BRECKENRIDGE, Colo. — The Breckenridge Police Department said it has identified the woman seen in a video approaching a moose and then getting hit by the animal.
In a Facebook post, Breckenridge Police said it will be sharing the information about the incident with Colorado Parks and Wildlife (CPW). Harassing wildlife is a misdemeanor and could come with a citation.
The person who first posted the video on Facebook, Anna Stonehouse, said it was shot on Thursday. It was shared hundreds of times on her page and via the Summit Daily News.
“As the snow piles up, wildlife will go where their food is more accessible and may be more prevalent in town,” Breckenridge Police wrote on Facebook. “Please respect your own safety as well as our wildlife. These animals can be very dangerous when provoked.”
Interactions between humans and wildlife have become a problem recently in Colorado. Earlier this month, CPW posted a video on Twitter that showed a woman luring multiple deer into her home and feeding them apples, carrots, bread, bananas and cereal while talking to them and calling them by names she apparently gave to them.
Moose and bears aren’t the only animals that have had more human contact.

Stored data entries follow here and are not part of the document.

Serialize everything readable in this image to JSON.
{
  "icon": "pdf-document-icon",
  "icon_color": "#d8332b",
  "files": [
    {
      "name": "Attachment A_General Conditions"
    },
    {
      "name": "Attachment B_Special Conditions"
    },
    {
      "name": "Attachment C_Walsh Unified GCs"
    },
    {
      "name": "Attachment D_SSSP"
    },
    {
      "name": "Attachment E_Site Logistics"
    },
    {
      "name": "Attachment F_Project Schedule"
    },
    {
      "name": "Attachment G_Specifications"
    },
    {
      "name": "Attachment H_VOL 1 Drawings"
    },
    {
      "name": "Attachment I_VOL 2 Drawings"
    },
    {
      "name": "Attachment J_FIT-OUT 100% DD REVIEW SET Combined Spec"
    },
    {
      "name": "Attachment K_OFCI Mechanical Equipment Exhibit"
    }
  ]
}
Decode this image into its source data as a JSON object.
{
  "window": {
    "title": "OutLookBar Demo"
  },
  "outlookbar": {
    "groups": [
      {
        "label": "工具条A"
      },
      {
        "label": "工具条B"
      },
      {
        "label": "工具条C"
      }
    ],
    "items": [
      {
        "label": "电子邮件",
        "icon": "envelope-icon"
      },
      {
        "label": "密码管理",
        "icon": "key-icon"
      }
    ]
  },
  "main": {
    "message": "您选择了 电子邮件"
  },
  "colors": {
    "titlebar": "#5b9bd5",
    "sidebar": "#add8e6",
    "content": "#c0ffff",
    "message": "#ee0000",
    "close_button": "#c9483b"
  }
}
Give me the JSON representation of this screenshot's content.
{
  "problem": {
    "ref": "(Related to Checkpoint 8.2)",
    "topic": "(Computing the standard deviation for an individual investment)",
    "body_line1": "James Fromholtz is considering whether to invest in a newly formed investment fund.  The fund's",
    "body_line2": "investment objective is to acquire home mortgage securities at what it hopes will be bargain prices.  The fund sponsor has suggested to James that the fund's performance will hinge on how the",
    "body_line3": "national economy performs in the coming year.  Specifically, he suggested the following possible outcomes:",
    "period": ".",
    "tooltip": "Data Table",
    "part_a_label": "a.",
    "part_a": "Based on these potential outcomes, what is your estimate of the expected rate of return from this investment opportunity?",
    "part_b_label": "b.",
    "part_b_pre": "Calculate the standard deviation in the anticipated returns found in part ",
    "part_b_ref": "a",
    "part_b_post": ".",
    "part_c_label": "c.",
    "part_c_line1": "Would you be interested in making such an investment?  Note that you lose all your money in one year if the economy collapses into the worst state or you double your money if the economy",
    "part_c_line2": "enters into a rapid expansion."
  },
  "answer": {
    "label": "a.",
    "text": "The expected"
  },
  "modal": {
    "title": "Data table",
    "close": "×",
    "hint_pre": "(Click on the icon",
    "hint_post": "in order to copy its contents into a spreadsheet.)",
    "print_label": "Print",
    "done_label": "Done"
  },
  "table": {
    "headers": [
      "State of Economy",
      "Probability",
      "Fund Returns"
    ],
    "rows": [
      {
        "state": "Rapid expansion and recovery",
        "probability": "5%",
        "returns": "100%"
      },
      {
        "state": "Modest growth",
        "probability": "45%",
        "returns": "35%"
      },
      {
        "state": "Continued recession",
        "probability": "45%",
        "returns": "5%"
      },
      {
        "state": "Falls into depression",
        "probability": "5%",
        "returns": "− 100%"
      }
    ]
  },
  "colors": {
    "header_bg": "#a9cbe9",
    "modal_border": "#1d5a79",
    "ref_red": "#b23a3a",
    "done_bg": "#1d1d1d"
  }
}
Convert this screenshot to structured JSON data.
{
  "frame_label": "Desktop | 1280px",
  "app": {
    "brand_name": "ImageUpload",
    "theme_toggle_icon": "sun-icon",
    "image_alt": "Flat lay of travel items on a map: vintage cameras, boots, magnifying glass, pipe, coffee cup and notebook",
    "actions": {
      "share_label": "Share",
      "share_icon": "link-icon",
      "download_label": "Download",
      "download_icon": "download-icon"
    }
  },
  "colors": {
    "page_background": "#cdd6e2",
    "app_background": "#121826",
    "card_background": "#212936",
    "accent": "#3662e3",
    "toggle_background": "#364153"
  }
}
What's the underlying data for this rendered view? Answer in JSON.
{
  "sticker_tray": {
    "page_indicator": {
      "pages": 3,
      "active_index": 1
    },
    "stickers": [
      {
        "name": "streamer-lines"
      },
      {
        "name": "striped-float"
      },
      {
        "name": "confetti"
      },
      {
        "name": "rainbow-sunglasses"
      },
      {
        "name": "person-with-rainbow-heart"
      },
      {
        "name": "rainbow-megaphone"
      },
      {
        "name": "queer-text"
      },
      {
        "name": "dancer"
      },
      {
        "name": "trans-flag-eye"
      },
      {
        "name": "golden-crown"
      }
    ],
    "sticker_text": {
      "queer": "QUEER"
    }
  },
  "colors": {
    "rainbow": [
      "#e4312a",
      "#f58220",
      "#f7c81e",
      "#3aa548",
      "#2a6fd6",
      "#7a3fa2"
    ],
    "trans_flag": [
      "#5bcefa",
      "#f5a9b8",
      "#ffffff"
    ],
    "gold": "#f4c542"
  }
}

In 2019, CPW said people interacted with bears more than 5,300 times.
One-third of the interactions included bears digging through trash. But other interactions included bears climbing through windows and doors to get into someone’s home or vehicle after smelling food.
When it comes to moose, CPW says people should keep their distance. After all, these animals are huge: weighing in at between 800 to 1,200 pounds and standing more than 6 feet tall.
If you accidentally run into a moose, CPW said to look out for signs of aggression which include laid-back ears, raised hairs on the neck and licking of the snout.
If the moose threatens you, CPW said to stay calm (again, easier said than done) and to talk, make your presence known and back off slowly.